Wie finden die Kronacher die Ehe für alle?
Autor: Franziska Rieger
Kronach, Freitag, 30. Juni 2017
Gleichgeschlechtliche Paare dürfen künftig heiraten. Der FT hat sich in der Kronacher Innenstadt umgehört, was die Passanten über die Entscheidung denken.
Es ist eine historische Entscheidung: Am Freitag hat der Bundestag die Ehe für alle beschlossen. SPD, Linke und Grüne brachten das Thema, das seit vielen Jahren im Bundestag polarisierte, noch einmal auf die Tagesordnung.
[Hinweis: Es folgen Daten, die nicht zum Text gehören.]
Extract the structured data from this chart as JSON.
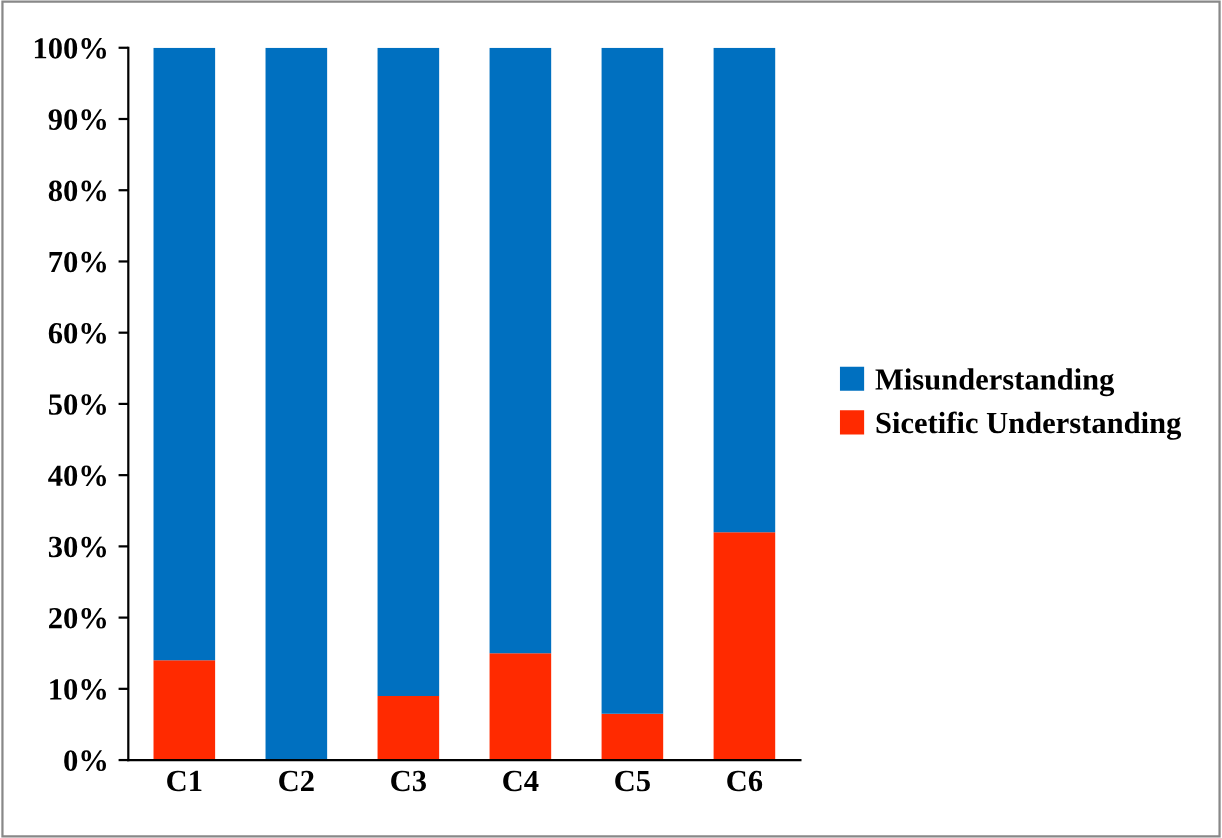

Kanzlerin Merkel hatte mit einer Äußerung Anfang der Woche das Thema als "Gewissensentscheidung" unvorhergesehen ins Rollen gebracht, der Fraktionszwang wurde daraufhin aufgehoben. Am Freitag stimmte Merkel gegen den Beschluss. Von 623 abgegebenen Stimmen entschieden sich insgesamt 393 Abgeordnete für die rechtliche Gleichstellung homosexueller Paare. Damit stimmten auch 75 Unionsabgeordnete für die Ehe für alle.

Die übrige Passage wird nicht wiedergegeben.